Na quinta-feira passada, no teatro Harvard Square, vi meu passado de rock-n-roll passar diante dos meus olhos. E eu vi outra coisa: eu vi o futuro do rock-and-roll e seu nome é Bruce Springsteen. E numa noite em que eu precisava me sentir jovem, ele me fez sentir como se estivesse ouvindo música pela primeira vez. (…) São cinco horas agora – escrevo colunas como esta o mais rápido que posso, com medo de me acovardar. Sinto-me velho, mas o disco e minha lembrança do show fizeram-me sentir um pouco mais jovem.” (https://web.archive.org/web/20030202021626/http:/home.theboots.net/theboots/articles/future.html)

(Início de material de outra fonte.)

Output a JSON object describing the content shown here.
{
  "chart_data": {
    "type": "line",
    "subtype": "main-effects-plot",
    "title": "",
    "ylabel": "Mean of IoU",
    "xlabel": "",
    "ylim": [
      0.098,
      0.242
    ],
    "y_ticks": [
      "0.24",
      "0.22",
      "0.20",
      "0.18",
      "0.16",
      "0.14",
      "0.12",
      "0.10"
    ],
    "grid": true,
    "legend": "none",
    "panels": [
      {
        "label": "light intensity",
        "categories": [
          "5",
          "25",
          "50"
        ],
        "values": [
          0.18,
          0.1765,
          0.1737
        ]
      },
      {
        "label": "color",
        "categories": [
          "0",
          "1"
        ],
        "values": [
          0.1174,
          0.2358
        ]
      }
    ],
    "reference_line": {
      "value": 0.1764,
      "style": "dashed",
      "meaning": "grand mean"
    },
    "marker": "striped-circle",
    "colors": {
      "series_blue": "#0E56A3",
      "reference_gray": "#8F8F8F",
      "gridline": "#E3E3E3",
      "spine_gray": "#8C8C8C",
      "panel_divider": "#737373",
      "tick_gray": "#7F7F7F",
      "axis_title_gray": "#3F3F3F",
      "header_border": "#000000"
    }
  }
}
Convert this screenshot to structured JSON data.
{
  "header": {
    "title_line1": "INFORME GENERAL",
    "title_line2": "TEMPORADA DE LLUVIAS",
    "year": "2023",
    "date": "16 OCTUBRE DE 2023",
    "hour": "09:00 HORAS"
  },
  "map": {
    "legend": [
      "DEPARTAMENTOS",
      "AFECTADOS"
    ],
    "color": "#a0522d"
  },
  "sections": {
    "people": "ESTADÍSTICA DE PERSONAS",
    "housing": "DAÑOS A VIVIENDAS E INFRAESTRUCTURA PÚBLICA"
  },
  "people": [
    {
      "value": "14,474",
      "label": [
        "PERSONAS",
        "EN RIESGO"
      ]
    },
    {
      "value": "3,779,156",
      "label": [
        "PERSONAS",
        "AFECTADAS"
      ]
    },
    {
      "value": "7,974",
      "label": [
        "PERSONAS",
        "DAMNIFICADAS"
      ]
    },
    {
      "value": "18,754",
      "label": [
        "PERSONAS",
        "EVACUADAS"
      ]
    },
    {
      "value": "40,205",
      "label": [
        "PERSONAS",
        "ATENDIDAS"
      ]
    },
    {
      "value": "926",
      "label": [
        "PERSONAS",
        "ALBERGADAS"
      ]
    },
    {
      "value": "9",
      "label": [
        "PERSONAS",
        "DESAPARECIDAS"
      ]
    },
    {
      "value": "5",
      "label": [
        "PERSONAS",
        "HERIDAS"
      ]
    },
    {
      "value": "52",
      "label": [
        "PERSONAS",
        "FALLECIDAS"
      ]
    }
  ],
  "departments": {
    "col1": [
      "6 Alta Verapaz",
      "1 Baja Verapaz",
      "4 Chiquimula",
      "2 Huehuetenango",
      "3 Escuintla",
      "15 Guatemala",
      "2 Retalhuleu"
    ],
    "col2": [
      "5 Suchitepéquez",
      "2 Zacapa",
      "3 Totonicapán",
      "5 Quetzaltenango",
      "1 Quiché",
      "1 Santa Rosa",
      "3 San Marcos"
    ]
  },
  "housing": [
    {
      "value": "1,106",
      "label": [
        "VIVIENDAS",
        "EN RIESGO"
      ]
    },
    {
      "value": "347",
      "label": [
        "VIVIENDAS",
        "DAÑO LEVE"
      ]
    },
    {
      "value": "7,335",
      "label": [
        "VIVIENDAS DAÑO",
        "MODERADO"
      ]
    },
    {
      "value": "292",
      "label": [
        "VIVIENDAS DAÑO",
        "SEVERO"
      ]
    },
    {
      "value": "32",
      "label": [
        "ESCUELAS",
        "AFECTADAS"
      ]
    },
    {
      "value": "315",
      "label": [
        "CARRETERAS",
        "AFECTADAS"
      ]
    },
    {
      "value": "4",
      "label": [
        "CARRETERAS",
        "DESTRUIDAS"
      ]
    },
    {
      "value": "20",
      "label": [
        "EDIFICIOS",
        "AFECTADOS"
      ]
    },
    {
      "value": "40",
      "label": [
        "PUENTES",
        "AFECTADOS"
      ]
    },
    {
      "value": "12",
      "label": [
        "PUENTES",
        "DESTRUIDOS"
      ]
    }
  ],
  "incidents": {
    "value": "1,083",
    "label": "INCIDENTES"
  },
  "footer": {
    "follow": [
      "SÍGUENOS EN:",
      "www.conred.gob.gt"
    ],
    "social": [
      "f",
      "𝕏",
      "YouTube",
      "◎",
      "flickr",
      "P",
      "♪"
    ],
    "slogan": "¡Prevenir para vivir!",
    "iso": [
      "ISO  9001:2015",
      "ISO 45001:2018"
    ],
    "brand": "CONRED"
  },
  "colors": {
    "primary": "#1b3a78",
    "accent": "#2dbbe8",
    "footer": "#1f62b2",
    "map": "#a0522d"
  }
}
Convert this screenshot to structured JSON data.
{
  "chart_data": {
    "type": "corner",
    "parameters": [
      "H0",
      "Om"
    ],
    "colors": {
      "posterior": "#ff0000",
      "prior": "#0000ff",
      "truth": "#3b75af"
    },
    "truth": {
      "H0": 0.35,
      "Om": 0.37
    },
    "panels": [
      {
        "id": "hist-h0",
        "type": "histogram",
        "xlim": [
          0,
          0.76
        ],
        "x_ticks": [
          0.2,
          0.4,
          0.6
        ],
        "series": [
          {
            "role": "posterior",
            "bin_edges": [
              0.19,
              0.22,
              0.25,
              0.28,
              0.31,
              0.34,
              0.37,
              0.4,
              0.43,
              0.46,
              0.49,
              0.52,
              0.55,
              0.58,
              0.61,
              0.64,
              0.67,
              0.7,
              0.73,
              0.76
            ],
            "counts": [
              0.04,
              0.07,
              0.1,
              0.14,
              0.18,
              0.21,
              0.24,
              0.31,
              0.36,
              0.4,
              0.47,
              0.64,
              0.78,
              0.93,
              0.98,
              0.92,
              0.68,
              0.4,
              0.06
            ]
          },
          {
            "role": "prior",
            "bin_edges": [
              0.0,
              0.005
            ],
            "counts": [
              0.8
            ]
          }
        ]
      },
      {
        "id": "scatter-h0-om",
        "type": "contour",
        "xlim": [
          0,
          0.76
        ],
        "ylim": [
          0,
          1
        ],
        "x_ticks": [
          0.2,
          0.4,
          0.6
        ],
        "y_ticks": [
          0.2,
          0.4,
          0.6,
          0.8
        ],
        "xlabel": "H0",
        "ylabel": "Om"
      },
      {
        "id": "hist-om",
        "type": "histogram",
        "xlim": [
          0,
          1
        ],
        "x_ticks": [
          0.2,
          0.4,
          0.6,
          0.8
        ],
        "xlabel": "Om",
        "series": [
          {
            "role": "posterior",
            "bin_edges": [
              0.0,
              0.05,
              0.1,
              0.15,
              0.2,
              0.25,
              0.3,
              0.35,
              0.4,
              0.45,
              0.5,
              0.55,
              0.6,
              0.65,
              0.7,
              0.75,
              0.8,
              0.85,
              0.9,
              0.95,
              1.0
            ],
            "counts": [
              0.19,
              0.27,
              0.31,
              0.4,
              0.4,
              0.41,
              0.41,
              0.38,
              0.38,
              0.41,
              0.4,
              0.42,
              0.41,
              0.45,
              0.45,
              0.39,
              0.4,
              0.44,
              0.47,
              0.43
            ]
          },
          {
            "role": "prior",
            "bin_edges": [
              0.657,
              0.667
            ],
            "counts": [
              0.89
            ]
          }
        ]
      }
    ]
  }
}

Jon Landau produziu diversos álbuns de Bruce Springsteen, e é um dos produtores de “Springsteen on Broadway”, disponível na Netflix. Neste misto de show e depoimento, Springsteen nos mostra o poder “revelador”da arte ao nos relatar um pouco de sua história pessoal e da história que embasa a maioria de suas canções. Temos aí a visão de um grande artista que sabe que, pela arte, somos capazes de nos aproximarmos de nossa experiência compartilhada – um abismo aparentemente tão insondável quanto as estrelas.

Cata-Ventos

No documentário “Running with our eyes closed” (HBO), há um momento em que o cantor e compositor Jason Isbell e sua esposa, a violinista Amanda Shires, estão discutindo a respeito de qual a preposição correta para a letra de uma música que ele está compondo, a fim de transmitir adequadamente a imagem que o autor pretendia. Contrariado, ele aceita a sugestão, e diz:

“Se eu estivesse fazendo música para as pessoas dançarem, não estaria aqui perdendo meu tempo com preposições. Mas as pessoas não estão dançando, portanto, é preciso colocar a preposição correta.”

Em seu novo disco (lançado em junho de 2023), Weathervanes, percebemos como essa “carpintaria” do texto resulta em canções capazes de transmitir não apenas uma variedade de emoções (If you insist: “my momma spent every day alone, in a house with noise and names, she got so tired of putting out fires, she just laid down in the flames”), mas também certa vivacidade na descrição das lutas cotidianas das pessoas comuns.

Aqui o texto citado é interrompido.